‘Learn how your tongue works’ Wine Skool 101

Not only a Master Winemaker and the host of our upcoming show  The Flying Winemaker Eddie McDougall runs a Wine Skool program at his store in Hong Kong (also called The Flying Winemaker).  Wine Skool is all about teaching people how to essentially taste their wine, or at least recognize what they are tasting.  The balance of flavours and it’s length, how they linger or if they are gone immediately.  He explains the parts of your tongue that tastes specific flavours – sweet, salty, bitter; the slurp of air which wine buffs love to emphasise and why they do what they do and say what they say about wine.

Eddie teaches Wine Skool

Far from being snobby and high brow it was really light hearted and fun, I wasn’t participating but rather shooting for promotional material for our upcoming show going by the same name as Eddie’s store, The Flying Winemaker.  But I did pick up a few tips on the way, note to self, next time I’m in Hong Kong I need to do a class for myself.

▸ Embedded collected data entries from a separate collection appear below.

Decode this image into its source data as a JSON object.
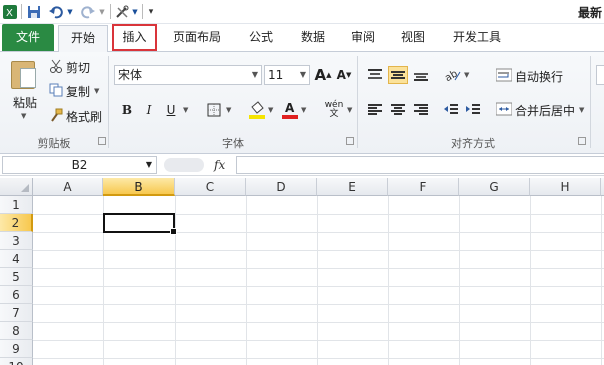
{
  "qat": {
    "title": "最新"
  },
  "tabs": [
    {
      "label": "文件"
    },
    {
      "label": "开始"
    },
    {
      "label": "插入"
    },
    {
      "label": "页面布局"
    },
    {
      "label": "公式"
    },
    {
      "label": "数据"
    },
    {
      "label": "审阅"
    },
    {
      "label": "视图"
    },
    {
      "label": "开发工具"
    }
  ],
  "clipboard": {
    "paste": "粘贴",
    "cut": "剪切",
    "copy": "复制",
    "format_painter": "格式刷",
    "group": "剪贴板"
  },
  "font": {
    "name": "宋体",
    "size": "11",
    "group": "字体",
    "bold": "B",
    "italic": "I",
    "underline": "U",
    "grow": "A",
    "shrink": "A",
    "wen": "wén"
  },
  "alignment": {
    "wrap_text": "自动换行",
    "merge_center": "合并后居中",
    "group": "对齐方式"
  },
  "formula_bar": {
    "name_box": "B2",
    "fx": "fx"
  },
  "sheet": {
    "columns": [
      "A",
      "B",
      "C",
      "D",
      "E",
      "F",
      "G",
      "H"
    ],
    "rows": [
      "1",
      "2",
      "3",
      "4",
      "5",
      "6",
      "7",
      "8",
      "9",
      "10"
    ],
    "selected_column": "B",
    "selected_row": "2",
    "active_cell": "B2"
  },
  "colors": {
    "file_tab": "#2a8a43",
    "highlight_box": "#d9343a",
    "selection_header": "#f7c84f"
  }
}
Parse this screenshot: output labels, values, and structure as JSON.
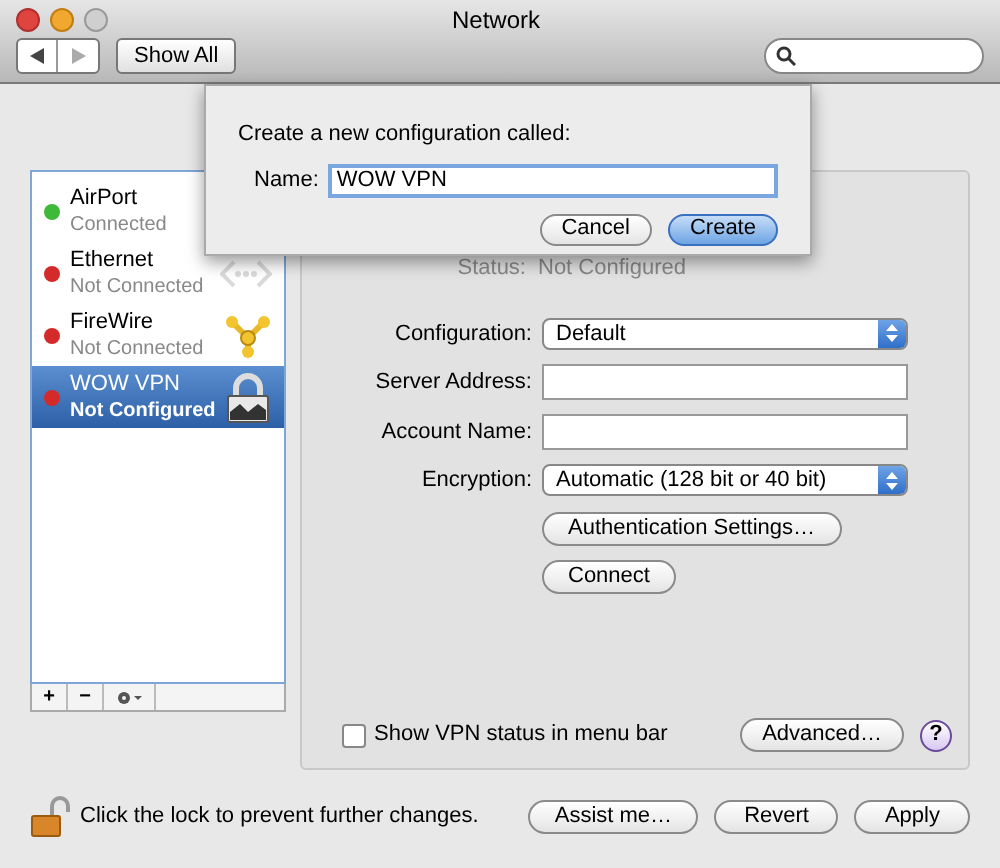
{
  "window": {
    "title": "Network"
  },
  "toolbar": {
    "show_all": "Show All"
  },
  "services": [
    {
      "name": "AirPort",
      "status": "Connected",
      "color": "#3fb93a",
      "selected": false,
      "kind": "wifi"
    },
    {
      "name": "Ethernet",
      "status": "Not Connected",
      "color": "#d42a2a",
      "selected": false,
      "kind": "ethernet"
    },
    {
      "name": "FireWire",
      "status": "Not Connected",
      "color": "#d42a2a",
      "selected": false,
      "kind": "firewire"
    },
    {
      "name": "WOW VPN",
      "status": "Not Configured",
      "color": "#d42a2a",
      "selected": true,
      "kind": "vpn"
    }
  ],
  "list_tools": [
    "+",
    "−"
  ],
  "status": {
    "label": "Status:",
    "value": "Not Configured"
  },
  "form": [
    {
      "label": "Configuration:",
      "kind": "popup",
      "value": "Default"
    },
    {
      "label": "Server Address:",
      "kind": "text"
    },
    {
      "label": "Account Name:",
      "kind": "text"
    },
    {
      "label": "Encryption:",
      "kind": "popup",
      "value": "Automatic (128 bit or 40 bit)"
    }
  ],
  "panel_buttons": [
    "Authentication Settings…",
    "Connect"
  ],
  "show_vpn_status": {
    "label": "Show VPN status in menu bar",
    "checked": false
  },
  "advanced": "Advanced…",
  "help": "?",
  "lock": {
    "text": "Click the lock to prevent further changes.",
    "locked": false
  },
  "footer_buttons": [
    "Assist me…",
    "Revert",
    "Apply"
  ],
  "sheet": {
    "prompt": "Create a new configuration called:",
    "name_label": "Name:",
    "name_value": "WOW VPN",
    "buttons": [
      {
        "label": "Cancel",
        "default": false
      },
      {
        "label": "Create",
        "default": true
      }
    ]
  }
}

Lesson one, the majority of us don’t know how to use our tongue, to taste wine at least.  So Eddie broke it all down in simple terms for the group, who, by the way, were decked out in lab coats just so they could really understand the science of it.  I had to giggle when Eddie said you aren’t going to taste the bouquet of fruity flavours wine aficionados often gush about, a array of sumer berries with fresh peachy tones and a crunchy granny smith apple that was grown in organic soils and saw 82 days of sunshine before it was hand picked by backpackers and injected into this concoction of grapes, okay maybe embellished a little for drama but you get what I mean.  You may get A fruity flavour come through but don’t be alarmed if it’s not as specific as some people describe.

Shooting Wine Skool

Also the length of taste was a cool thing, slurp some air with your wine (rather than just gulping it down) and the flavour lasts a lot longer in your mouth r.  I must remember this when a ever get to taste a great bottle of Penfolds Grange or alike (one day).

Needless to say there was some great knowledge imparted, Eddie really is a wine guru and it was fascinating seeing him in his element, if you are at all interested in wine you are definitely going to love The Flying Winemaker (the show and the store) – I really need to write down more of these tips to impress people at my next dinner party or at least the 3 people reading this blog actually make that 4 now that my dad has worked out what a blog is.

After shooting wine school it was time to interview Eddie to find out what his thoughts are about the show, what he thinks about wine and the wine industry in Asia and how he plans to destroy the myths about Asian food and wine through the show.  This would help me to write voice over and also get a more solid picture of tour host. It was insightful and engaging, if I do say so myself as the interviewer; Eddie has an amazing story, wine literally changed his life taking him in a completely new direction to follow this passion and he is adamant that since then he has never worked a day in his life.

Wang Fu's mmm dumplings

Famished we headed for a late lunch, a friend had recommended Wang Fu dumpling house and while not the healthiest of meals the tasty little parcels were full of flavour and at $35HK ($4AUD) for a plate it was a cheap and cheerful lunch.  Complements to the chef on the Pork, shrimp and watercress special – divine.

HONG KONG TRAVEL TIPS:

  • Drink wine at The Flying Winemaker or take a Wine Skool class
  • Forget the diet and dine out on dumplings, we went to Wang Fu on Wellington Street

2 responses to “‘Learn how your tongue works’ Wine Skool 101

  1. Fascinating post, Amy! Debunking the incompatibility of wine and Asian cuisine sounds like a great concept–I’ve tried Australian semillon with ginger and sweet grass as well as sushi with champagne (both great combinations; especially the Japanese/champagne–something about the yeast in the champagne playing off the yeast in soy sauce) but The Flying Winemaker has huge scope and potential–especially here in Canada. Wine-lovers don’t know what to do with Southeast or South Asian cuisines. I write a small blog called The Wine Serf which explores budget-friendly wine/food pairings so I’ll be following with a lot of interest. All the best and thanks for blogging about this.

    Darryl Crawford
    http://thewineserf.wordpress.com/

  2. Hi Darryl, great to hear from you. I am no expert myself but I am definitely learning a lot in the process of developing this show – Eddie tells me BBQ Pork with a chunky oaky Chardonnay, Vietnamese Pho with a Rose, Pinot Gris with Indian Tikka Masala… my mouth is watering.
    Actually I did try the Cava that we had at dinner at Loretta Cheung’s house, it was brilliant, made with Champagne methods but at half the price I’m sold! (http://wp.me/p2UoJW-1F )
    I’ll definitely have to check out your blog and hopefully we can bring The Flying Winemaker to screen in Canada.